For each disease, a significant effect was found in at most one study and that only in specific brain areas or subgroup studies. Replications are needed to confirm the results. Table 1 shows the evidence profile of the individual outcomes with the assessment of evidence quality. A maximum of one study each showed significant results of accelerated aging in older BAD patients in the hippocampus (1/1), depression in the prefrontal cortex and subcortical areas (1/3), PTSD in the motor cortex with an interaction effect with SNP (1/1), alcohol addiction in men in the motor cortex (1/1), and significantly slowed aging in the frontal cortex in people with schizophrenia (1/4) and alcohol addiction (1/2).

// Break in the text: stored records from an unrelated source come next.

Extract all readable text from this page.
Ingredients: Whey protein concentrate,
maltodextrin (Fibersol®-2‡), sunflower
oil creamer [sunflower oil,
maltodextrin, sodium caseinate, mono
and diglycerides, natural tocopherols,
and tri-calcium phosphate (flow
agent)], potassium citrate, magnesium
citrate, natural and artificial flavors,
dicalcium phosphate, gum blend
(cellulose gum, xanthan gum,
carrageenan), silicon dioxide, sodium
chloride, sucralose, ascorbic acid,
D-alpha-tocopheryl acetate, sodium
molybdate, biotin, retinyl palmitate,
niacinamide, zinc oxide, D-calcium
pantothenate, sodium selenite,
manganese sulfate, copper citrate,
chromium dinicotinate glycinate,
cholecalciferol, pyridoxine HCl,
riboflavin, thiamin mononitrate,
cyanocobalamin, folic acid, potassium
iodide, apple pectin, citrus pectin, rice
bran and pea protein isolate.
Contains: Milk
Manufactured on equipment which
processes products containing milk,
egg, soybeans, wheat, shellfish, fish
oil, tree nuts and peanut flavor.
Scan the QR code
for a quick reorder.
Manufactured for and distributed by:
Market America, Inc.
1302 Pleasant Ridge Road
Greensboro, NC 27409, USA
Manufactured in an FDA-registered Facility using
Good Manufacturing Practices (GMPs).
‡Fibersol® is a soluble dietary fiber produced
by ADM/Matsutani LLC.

It is important to note that the quality of evidence for all outcomes must be classified as very low, which is due to the cross-sectional study design, an increased risk of bias, inconsistent, partly indirect results, small sample sizes and possible publication bias.

Conclusions

Our structured review provides the first systematic overview of published data on the role of epigenetic aging in mental disorders, including the calculation of effect sizes for significant results of the reviewed studies. Results of our analyses show only a few significant effect sizes of published data. Importantly, however, we detected significant effect sizes for data from studies, which included large sample sizes, used both brain tissue and peripheral blood samples for epigenetic analyses, targeted markers of epigenetic aging in the frontal cortex, and focused on schizophrenia and depressive disorders. Both Horvath’s and Hannum’s and Levine’s epigenetic clock models proved to be valid conceptual bases for research on epigenetic aging in patients with mental disorders. Since data on the relevance of the age of patients for epigenetic aging is sparse, this issue needs to be investigated in detail in future studies on aberrant functions of the epigenetic clock in mental disorders. Moreover, the issue of putative therapeutic consequence from knowledge of changes in epigenetic aging in patients with mental disorders needs to be addressed. Controlled longitudinal clinical trials are required to clarify whether neuropsychological interventions, psychotherapy, and pharmacological treatment may reverse abnormal epigenetic aging associated with mental disorders.

The key advantage of epigenetic clock models is that it is not necessary to obtain biopsy material from the brain to measure the valid biological age of a subject. At the same time, however, one should be very aware that the measurement of a few hundred selected DNA methylation markers provides only a tiny insight into the epigenomic changes that most likely take place in the context of complex psychiatric diseases and gene regulation changes in the central nervous system.

We propose that the results of our structured review may help to guide successful future methodological approaches to key functions of the epigenetic clock in different mental disorders.